Demand for video advertising is soaring with annual double-digit growth projected for the foreseeable future. This means now is the time for the industry to develop adequate checks and balances to ensure advertisers are buying what they think they’re buying when they launch their video campaigns.
Because in my experience, they are not.
To understand why I say this, let’s go back in time. When video ads first arrived in the market, nearly all appeared in-stream (i.e. pre-roll format) and were displayed only when consumers requested access to content. Advertisers could count on captive audiences, since most consumers were highly motivated to watch desired content, and their ads appeared in video players that were squarely in the consumer’s field of vision.
Additionally, this was the early days of video exchanges where syndicators and publishers worked together to serve video ads in as many pre-roll spots as possible.
Some engaged in questionable practices. For instance, to fulfill large video orders, certain publishers would play the advertiser’s ad in every available video impression across their sites and network of sites. A consumer who visit three or four pages sees the same ad over and over again. As a result, the advertiser pays a premium for impressions that have diminishing returns.
Not surprisingly, demand for video advertising outstripped the available in-stream inventory, so publishers looked for other inventory options.
The recent response has been in-banner video inventory, which is essentially limitless. That’s why today we see video ads appearing all over web pages, from top to bottom. Much of it appears in video players that are too small to do anything other than annoy consumers.
This begs a multitude of questions. Do all video ad formats offer advertisers equal value? Is a video ad that’s squeezed into a side ad unit and runs in-banner without any real video content after it capable of delivering the same impact as one that appears as a pre-roll to desired content? Does the content of the actual video matter? Does size of the video player and the surrounding content matter to campaign performance?
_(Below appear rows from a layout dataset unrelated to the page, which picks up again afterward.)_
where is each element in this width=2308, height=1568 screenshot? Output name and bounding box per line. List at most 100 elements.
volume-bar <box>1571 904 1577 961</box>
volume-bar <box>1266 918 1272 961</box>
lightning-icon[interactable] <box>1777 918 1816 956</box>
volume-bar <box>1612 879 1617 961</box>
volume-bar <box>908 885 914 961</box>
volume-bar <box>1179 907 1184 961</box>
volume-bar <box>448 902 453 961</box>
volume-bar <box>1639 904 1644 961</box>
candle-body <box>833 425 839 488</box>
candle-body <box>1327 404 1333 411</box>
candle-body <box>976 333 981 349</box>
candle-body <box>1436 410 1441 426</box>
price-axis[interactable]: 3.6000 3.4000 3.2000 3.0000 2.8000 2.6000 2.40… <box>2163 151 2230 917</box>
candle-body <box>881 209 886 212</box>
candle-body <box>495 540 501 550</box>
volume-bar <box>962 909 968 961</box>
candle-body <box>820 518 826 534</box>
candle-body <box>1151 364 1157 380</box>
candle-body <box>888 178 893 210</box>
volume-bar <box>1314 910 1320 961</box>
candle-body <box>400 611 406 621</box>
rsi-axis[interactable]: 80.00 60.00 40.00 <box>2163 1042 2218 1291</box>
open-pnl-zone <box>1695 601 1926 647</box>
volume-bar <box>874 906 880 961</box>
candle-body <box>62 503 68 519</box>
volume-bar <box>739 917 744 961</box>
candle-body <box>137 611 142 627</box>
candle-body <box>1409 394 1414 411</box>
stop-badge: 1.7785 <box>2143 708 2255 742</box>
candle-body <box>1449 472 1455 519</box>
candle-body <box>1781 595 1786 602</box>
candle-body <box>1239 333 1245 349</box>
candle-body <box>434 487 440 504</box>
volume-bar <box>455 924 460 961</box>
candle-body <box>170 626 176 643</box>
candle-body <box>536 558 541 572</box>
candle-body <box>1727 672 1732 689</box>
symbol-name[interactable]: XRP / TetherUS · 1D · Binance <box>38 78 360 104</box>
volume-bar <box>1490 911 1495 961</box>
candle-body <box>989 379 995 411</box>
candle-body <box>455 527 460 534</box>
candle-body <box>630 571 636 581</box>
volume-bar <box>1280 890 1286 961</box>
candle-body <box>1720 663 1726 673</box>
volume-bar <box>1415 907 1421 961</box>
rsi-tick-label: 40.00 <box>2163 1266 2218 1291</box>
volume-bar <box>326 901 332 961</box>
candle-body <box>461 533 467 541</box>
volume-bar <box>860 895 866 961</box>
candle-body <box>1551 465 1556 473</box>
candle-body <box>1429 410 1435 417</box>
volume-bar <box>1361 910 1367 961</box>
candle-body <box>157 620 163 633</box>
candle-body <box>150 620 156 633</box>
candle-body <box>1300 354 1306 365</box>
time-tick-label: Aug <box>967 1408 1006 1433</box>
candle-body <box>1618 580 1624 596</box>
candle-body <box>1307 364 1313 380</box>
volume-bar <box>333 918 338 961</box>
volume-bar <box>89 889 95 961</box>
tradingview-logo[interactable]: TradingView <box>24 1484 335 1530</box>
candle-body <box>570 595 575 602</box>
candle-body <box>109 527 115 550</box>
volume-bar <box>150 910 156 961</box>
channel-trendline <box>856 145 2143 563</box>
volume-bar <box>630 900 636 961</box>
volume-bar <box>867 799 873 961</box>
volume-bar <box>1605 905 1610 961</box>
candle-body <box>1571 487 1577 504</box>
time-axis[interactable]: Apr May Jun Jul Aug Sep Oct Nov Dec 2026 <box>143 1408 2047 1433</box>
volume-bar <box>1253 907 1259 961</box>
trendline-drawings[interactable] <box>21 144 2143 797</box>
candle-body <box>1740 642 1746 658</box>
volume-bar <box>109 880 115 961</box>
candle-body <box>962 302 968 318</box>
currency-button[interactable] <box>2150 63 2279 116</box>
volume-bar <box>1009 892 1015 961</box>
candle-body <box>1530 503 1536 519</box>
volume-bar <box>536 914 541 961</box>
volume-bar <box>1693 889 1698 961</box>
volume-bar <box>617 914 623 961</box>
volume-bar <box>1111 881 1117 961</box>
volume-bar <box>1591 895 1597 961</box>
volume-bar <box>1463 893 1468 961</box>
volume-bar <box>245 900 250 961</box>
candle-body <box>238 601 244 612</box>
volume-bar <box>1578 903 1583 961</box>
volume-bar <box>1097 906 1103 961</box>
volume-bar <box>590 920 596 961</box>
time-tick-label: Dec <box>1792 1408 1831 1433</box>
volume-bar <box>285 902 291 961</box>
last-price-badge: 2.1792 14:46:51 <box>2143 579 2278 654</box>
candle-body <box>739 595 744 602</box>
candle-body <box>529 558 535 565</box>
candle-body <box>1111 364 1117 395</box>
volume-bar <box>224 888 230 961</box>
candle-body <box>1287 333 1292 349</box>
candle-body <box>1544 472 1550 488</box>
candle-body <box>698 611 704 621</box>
And if so, why are many of these factors virtually unknown to buyers?
Despite this obvious lack of clarity, it is clear that there is a significant difference in quality. However, there isn’t a commonality for advertisers to know or control which format they’re buying, or if those ad units offer the quality they expect.
That’s why the industry needs to ensure advertisers have complete transparency into all video formats and attributes, especially when served in a moderated environment.
If we don’t establish any checks, limitless in-banner inventory will likely lead to mistrust, decreased demand and plummeting video prices – bad for publishers – as well as an increase in worthless inventory, which harms advertisers.
Viewability is now a currency for purchasing video inventory, but that metric alone isn’t enough to ensure ad quality. There are a host of attributes that affect value, including video format, size of video player, placement on page, and the subject matter of the actual video content.
Advertisers can’t optimize their campaigns for performance in any meaningful way until they have the means to understand and control those attributes.